问题
I came from this thread: FLOPS Intel core and testing it with C (innerproduct)
As I began writing simple test scripts, a few questions came into my mind.
Why floating point? What is so significant about floating point that we have to consider? Why not a simple int?
If I want to measure FLOPS, let say I am doing the inner product of two vectors. Must the two vectors be float[] ? How will the measurement be different if I use int[]?
I am not familiar with Intel architectures. Let say I have the following operations:
float a = 3.14159; float b = 3.14158; for(int i = 0; i < 100; ++i) { a + b; }
How many "floating point operations" is this?
I am a bit confused because I studied a simplified 32bit MIPS architecture. For every instruction, there is 32 bits, like 5 bit for operand 1 and 5 bit for operand 2 etc. so for intel architectures (specifically the same architecture from the previous thread), I was told that the register can hold 128 bit. For SINGLE PRECISION floating point, 32bit per float point number, does that mean for each instruction fed to the processor, it can take 4 floating point numbers? Don't we also have to account for bits involved in operands and other parts of the instruction? How can we just feed 4 floating point numbers to a cpu without any specific meaning to this?

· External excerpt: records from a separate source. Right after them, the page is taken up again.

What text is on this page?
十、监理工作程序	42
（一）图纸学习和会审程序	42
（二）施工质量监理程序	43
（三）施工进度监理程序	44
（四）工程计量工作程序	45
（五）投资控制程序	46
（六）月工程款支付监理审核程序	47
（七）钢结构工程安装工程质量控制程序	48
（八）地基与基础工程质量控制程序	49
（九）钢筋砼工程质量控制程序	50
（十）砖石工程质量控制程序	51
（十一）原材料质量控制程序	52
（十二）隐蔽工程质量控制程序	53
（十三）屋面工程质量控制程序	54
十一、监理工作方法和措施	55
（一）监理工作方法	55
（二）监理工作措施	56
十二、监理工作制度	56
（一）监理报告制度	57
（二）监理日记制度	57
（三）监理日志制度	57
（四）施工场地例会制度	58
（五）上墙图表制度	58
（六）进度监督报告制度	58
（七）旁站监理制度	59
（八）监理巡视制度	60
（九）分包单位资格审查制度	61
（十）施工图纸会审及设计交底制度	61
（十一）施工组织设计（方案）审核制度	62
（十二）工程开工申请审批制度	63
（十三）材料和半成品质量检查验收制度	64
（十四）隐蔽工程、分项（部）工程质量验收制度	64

I don't know whether my approach of thinking everything in bits and pieces make sense. If not, what "height" of perspective should I be looking at?
回答1:
1.) Floating point operations simply represent a wider range of math than fixed-width integers. Additionally, heavily numerical or scientific applications (which would typically be the one who actually test a CPU's pure computational power) probably rely on Floating point ops more than anything.
2.) They would have to both be float. The CPU won't add an integer and a float, one or the other would implicitly be converted (most likely the integer would be converted to the float ), so it would still just be floating point operations.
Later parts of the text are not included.